Implied Consent — Refusal Consequences
DL-7 Chapter 10 explains: drivers under arrest for DWI who refuse a breath or blood test face automatic ALR civil suspension. Refusal is admissible at trial as evidence of intoxication. The first refusal (for adults 21+) carries a 180-day driver license suspension, and subsequent refusals carry longer suspensions per DL-7 Chapter 1.
Drugs and Driving — DL-7 Chapter 9 & 10
Texas DWI law applies to any drug — illegal, prescription, or over-the-counter — that impairs your ability to drive safely. DL-7 explicitly warns about over-the-counter culprits (antihistamines, sleep aids, cold medicines) and recommends reading the warning label on any medication before driving.

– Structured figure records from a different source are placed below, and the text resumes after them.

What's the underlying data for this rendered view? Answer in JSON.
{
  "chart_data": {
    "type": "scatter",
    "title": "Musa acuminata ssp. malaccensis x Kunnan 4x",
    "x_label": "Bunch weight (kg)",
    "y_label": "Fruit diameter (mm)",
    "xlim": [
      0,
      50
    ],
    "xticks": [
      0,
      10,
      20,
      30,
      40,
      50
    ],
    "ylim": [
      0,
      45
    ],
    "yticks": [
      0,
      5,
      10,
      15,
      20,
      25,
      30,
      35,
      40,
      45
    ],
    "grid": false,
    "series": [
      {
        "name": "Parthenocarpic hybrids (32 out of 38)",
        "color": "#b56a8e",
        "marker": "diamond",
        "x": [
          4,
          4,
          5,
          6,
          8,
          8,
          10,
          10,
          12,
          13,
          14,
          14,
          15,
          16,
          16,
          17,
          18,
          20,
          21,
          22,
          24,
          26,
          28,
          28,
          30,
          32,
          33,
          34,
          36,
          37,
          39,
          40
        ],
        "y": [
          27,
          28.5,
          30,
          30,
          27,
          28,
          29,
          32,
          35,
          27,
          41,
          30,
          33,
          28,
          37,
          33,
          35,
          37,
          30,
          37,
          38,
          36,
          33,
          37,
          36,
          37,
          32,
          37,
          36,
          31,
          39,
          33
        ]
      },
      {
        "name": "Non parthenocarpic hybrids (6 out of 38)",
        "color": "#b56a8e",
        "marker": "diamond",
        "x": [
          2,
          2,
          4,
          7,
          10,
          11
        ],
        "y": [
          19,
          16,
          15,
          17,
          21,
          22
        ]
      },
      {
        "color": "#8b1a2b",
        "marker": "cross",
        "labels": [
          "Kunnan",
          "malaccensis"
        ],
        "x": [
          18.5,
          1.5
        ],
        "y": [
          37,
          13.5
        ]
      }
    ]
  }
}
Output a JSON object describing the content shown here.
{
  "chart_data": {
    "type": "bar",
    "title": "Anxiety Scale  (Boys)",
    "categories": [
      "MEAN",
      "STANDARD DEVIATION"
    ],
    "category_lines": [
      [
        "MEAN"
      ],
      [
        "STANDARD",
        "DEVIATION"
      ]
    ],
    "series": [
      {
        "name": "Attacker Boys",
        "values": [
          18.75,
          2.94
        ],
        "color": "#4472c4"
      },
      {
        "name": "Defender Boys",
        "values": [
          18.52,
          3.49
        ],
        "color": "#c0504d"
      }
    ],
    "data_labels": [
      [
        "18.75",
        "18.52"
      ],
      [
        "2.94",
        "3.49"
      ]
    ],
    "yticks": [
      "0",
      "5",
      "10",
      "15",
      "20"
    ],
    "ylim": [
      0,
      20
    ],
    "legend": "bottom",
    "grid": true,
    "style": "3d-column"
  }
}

What Counts as One Drink — DL-7 Chapter 10
DL-7 explains the body metabolizes alcohol at roughly one drink per hour. Coffee, food, cold showers, and exercise do not lower BAC — only time does. For BAC math, "one drink" is roughly:
- 12 oz of beer (about 5% alcohol)
- 5 oz of wine (about 12% alcohol)
- 1.5 oz of 80-proof spirits
What Doesn't Lower BAC
- Coffee or other caffeine
- Cold showers
- Eating after drinking (eating before slows absorption; eating after doesn't lower BAC)
- Vigorous exercise
Other Alcohol-Related Provisions
- Driving without a license, operating a vehicle without insurance, or other moving violations during a DWI suspension carry escalated charges per DL-7 Chapter 1 (Class A misdemeanor with fine up to $4,000).
- The Texas Alcohol Beverage Code (referenced in DL-7 Chapter 10) defines a minor as anyone under 21. A minor may not purchase, attempt to purchase, consume, or possess an alcoholic beverage — these non-driving alcohol offenses also carry Zero Tolerance penalties.
Plan a Ride Before You Drink
DL-7 Chapter 10's clearest message is also the simplest: plan a ride before you drink. A designated driver or rideshare costs less than even a first-offense DWI conviction. The handbook also notes that DWI convictions remain on a Texas driving record long-term and substantially raise insurance premiums.